Abandonnés par l’Amérique après usage, lâchés par l’Europe refusant à son tour de déployer deux milliers d’hommes pour les sanctuariser, agressés par la Turquie pour déporter au Rojava les millions de réfugiés syriens qui avaient fui la guerre de Bachar El Assad contre les siens, les Kurdes sont plus que jamais un peuple en trop à la surface du globe.
Sans patrie, sans Etat, impuissants face à l’une des meilleures armées du monde, les Kurdes de Syrie, menacés de génocide, ont choisi, la rage au cœur, le compromis avec l’ennemi sous la férule du tyran syrien et de Poutine, son chef.

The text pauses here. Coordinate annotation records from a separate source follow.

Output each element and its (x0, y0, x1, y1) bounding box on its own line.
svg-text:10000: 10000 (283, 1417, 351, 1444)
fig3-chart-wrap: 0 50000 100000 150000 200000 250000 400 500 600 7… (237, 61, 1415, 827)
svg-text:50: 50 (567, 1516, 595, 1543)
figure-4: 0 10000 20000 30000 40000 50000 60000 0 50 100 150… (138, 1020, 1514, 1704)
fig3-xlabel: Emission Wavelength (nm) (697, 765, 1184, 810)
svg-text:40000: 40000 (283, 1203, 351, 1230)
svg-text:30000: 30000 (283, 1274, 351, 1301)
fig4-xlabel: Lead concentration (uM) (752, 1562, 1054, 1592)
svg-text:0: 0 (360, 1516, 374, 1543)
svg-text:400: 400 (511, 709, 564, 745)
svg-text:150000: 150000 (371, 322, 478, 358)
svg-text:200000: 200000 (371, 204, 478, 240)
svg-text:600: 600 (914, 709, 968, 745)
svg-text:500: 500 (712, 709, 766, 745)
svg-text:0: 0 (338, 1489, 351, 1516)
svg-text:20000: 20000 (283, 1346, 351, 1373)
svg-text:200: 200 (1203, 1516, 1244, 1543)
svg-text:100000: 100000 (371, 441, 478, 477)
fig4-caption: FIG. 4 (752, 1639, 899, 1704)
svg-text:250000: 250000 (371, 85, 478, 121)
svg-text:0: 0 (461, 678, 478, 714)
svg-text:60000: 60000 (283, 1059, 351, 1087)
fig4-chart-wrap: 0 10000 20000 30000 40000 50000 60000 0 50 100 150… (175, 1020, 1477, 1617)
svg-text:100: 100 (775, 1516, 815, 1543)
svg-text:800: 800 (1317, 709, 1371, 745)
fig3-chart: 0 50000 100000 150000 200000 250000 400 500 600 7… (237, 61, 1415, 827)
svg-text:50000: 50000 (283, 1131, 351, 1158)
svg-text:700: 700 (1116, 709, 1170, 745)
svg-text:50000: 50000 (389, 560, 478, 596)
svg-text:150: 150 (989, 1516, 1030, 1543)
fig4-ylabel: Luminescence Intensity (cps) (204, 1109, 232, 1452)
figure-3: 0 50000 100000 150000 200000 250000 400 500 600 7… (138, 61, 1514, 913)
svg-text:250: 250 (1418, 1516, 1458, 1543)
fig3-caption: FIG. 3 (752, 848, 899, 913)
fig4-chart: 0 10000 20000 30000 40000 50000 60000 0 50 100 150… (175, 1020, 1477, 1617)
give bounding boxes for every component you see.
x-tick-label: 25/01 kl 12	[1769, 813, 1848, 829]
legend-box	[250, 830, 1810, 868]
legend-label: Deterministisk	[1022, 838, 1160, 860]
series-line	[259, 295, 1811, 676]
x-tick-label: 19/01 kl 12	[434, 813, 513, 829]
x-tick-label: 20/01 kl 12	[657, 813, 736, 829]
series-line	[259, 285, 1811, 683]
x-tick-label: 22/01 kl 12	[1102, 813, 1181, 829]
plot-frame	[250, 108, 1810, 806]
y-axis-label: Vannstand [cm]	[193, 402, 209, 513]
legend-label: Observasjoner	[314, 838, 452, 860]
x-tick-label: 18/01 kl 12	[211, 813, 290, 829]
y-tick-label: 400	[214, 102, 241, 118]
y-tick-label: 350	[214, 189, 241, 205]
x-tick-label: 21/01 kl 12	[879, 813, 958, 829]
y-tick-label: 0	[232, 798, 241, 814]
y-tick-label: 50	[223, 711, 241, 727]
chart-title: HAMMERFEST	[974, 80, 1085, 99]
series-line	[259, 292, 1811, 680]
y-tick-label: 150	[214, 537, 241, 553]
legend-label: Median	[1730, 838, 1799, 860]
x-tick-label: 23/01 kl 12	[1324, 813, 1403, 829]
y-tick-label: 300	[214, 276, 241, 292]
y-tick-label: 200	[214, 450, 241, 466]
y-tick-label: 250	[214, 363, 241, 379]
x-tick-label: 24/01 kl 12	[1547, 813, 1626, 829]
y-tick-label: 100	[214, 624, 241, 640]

Ce nouveau martyrologue signe-t-il la fin de la résistance des Kurdes aux monstres froids dont ils sont une fois de plus au Moyen-Orient les victimes et l’otage ? Depuis un siècle, ce peuple découpé à la hussarde par les grandes puissances entre la Turquie, l’Irak, la Syrie et l’Iran, n’a cessé de résister à la servitude et, à deux reprises, au génocide de la part des Etats autocratiques dont il est prisonnier. Nul n’est venu à bout de sa résistance, de son amour de la liberté, nul n’est venu à bout de cette quête infinie d’un Etat-nation kurde. Ni les Iraniens par la guerre en 1945, ni Saddam Hussein par les gaz et la terreur plus tard; ni les Irakiens il y a deux ans qui s’approprièrent les pétroles de Kirkouk, ni Erdogan aujourd’hui par les bombardements aveugles sur les villes et les villages du Rojava. Depuis toujours, l’avenir au(x) Kurdistan(s) dure longtemps.
Alors demain ? Le Rojava va devoir dîner avec le diable et passer sous la botte des soldatesques syrienne, turque, russe. Poutine, Bachar al Assad, Erdogan triomphent, Daech redresse la tête, l’Amérique s’est tirée une balle dans le pied, et l’Europe est plus que jamais aux abonnés absents.
Reste un sanctuaire pour tous les Kurdes, un Kurdistan toujours debout : le Kurdistan irakien. Nous, Occidentaux, lui avons refusé l’indépendance il y a deux ans. Seul désormais dans un environnement hostile, il fait face à l’Irak, aux Iraniens, doit composer avec la Turquie, son unique débouché. Mais il est là pour tous les Kurdes et monte pour eux la garde.
De là rejaillira demain le combat pour l’unité et la liberté du peuple kurde dans son ensemble, par-delà les clivages politiques et les différences idéologiques entre ses composantes.
Européens malades de l’Europe et de son impuissance, nous restons solidaires des Kurdes de Syrie et d’Irak, nos alliés et nos sentinelles d’hier.
A l’heure de son nouveau calvaire, longue vie à ce grand peuple frère, à ce grand peuple ami, les Kurdes.